Search code examples
rbigdatasampling

Bootstrap Sampling in R on large data (too large to fit in RAM)


Is it possible to draw bootstrap samples from an .Rdata object, or any other large data object stored on disk? My current approach for sampling from very large data is to build a local MySQL database, and then draw random samples into R using SQL. Unfortunately, sampling and sorting in MySQL is not efficient at all. I'm wondering if anyone has engineered a better solution for this use case.

To get a sense of my current solution, see this question on sampling in MySQL: Simple Random Samples from a Sql database


Solution

  • General remarks

    You don't have to load all data to sample, just the ids of the rows, and sample from the ids.
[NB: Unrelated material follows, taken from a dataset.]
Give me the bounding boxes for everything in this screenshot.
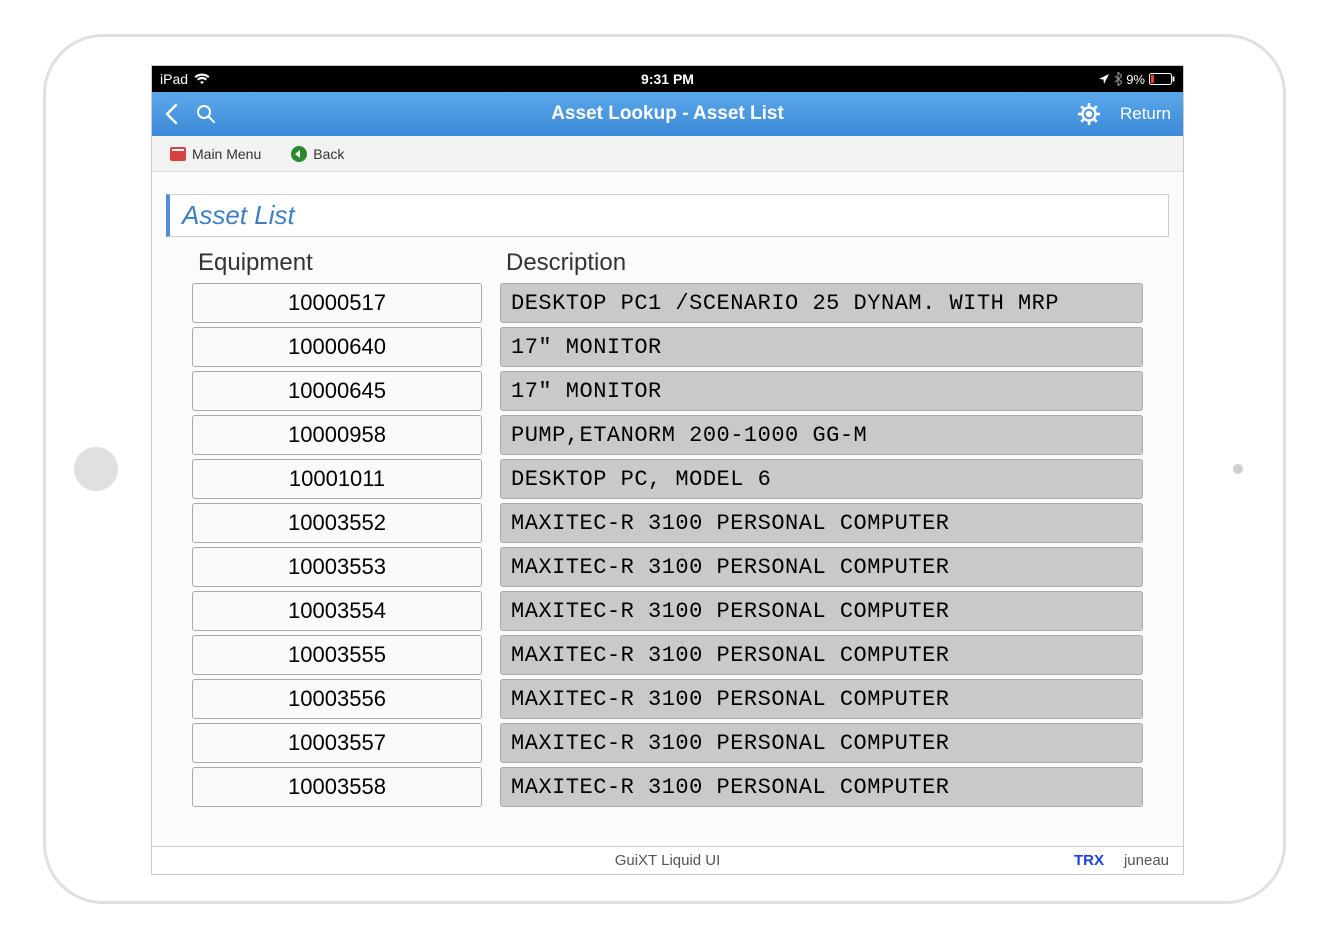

Then load data for the sampled rows only. In more detail:

    1. E.g. if you have a column called ID in your database, then load only this column. This should be fast, especially if ID is a single integer. Even if you have (say) 2 billion records, you only need 8GB memory for storing 2 billion integers, so this should be possible.

    2. Then sample from these ids.

    3. Then load only the records with the sampled ids.

    Just think about it. If you want to buy three random books from the online bookstore Siren, what do you do? Siren has millions of books, you can't order all them, and then choose randomly between them, and send back the rest, right? So what you do is, you ask Siren for a list of book ids (ISBN will do), this is of a size that fits into a modest computer. You choose three from the list randomly, and order these three from Siren.

    Rdata files

    This obviously does not work for .Rdata files, but .Rdata files are hopeless anyway, because you cannot load a piece of an .Rdata file. So you would need some format that is indexed.

    sqlite

    But you could use sqlite and the RSQLite package. RSQLite supports binding with data frames, so to load the sampled data all you need is to put the sampled ids in a data frame called samp_ids (single column named id), and then say something like

    ...
    my_samp <- dbGetQuery(con, "SELECT * FROM mytable WHERE id = :id", 
                          bind.data = samp_ids)
    ...
    

    This will read the records with the sampled ids.

    MySQL

    Last time I checked RMySQL did not support binding, so that is probably not the way to go. If you insist on MySQL, then the first thing I would try is creating a temporary table, with only the sampled row ids in it, and then JOIN this table with your data table. This is supported by RMySQL, it works like this:

    dbSendQuery(con, "CREATE TEMPORARY TABLE tmp (id INTEGER);")
    
    ## Stupid, but this seems to be necessary to really create the
    ## temporary table, it is an RMySQL bug that I reported long time
    ## ago: https://github.com/jeffreyhorner/RMySQL/issues/10
    try(dbSendQuery(con, "CREATE TEMPORARY TABLE tmp (id INTEGER);"))
    
    dbWriteTable(con, "tmp", samp_ids, row.names=FALSE, append=TRUE)
    

    Then you can write your SELECT to JOIN the temporary table tmp and your original data table.